私は錦織君が全仏ではマスコミが騒ぎ立てるような成績は残せないだろうと予測していた。その理由は既に述べたと思う。だが、「今頃になって言うな」と言われても、言いたい時期には病院にいたのでは言うなれば「切歯扼腕」状態だった。

念のために強調しておけば、私は欧米人(アフリカ系も含めて良いかも知れないが)との体格・骨格・体力の違いは彼等の世界に数年間在籍して(愚かにも?)初めて徹底的に知り得たのだ。沢松奈生子さんも世界中を試合で回られてそれなりの経験をされたから言われたと認めるのですが、その経験は飽くまでも彼等と戦って得たもので、彼等の中で暮らし、ともにある目的達成のために働いたものとは違うと断定したい。

私の説をある程度以上立証してくれているのが日本に来て野球をやっているMLB崩れやJリーグに来ているブラジル等の二流以下の作家選手たちでしょう。
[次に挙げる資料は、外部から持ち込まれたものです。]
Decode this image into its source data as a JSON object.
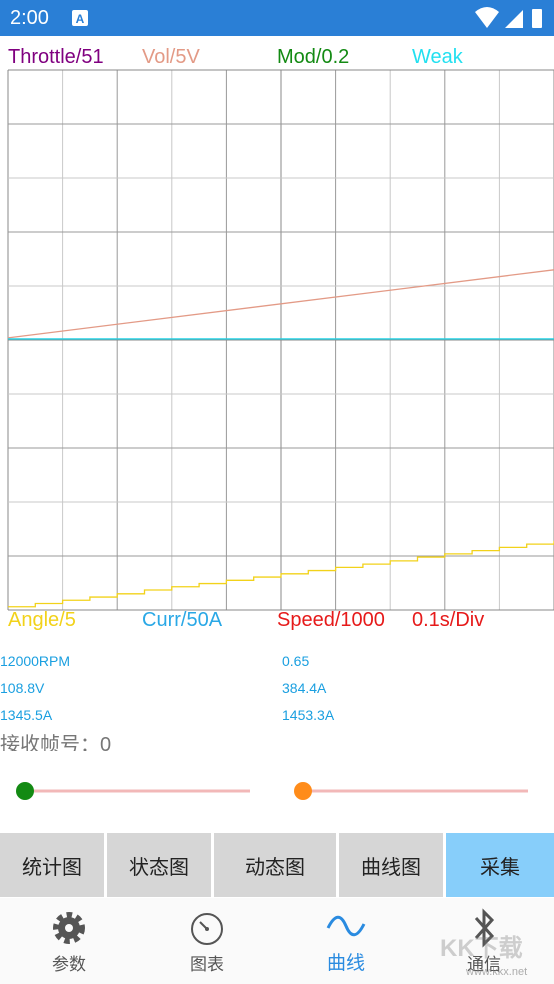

彼等は少数の例外を除けば、日本の文化に基づいた競技についていけないではありませんか。我が国では体格や骨格や体力で物事が設計されていないと言うよりも、我々の身体に合わせて進歩・発展させてきたのですから。「大男総身に知恵が回りかね」状態では。

私の結論めいたものは「迂闊に国際化だの海外進出だのと言って囃し立てるな。そこには意外にも目に見えない障害物が厳然として存在するのだ。しかも、その障害物の他にも何処かの誰かが声を大にして言う“言葉の問題”もある」である。ではあっても、今や好むと好まざるとに拘わらず、海外には出て行かざるを得ないのだ。事前には何が障害になるのかを十分に調査するべきではないかと、何処かの経験者が言っている。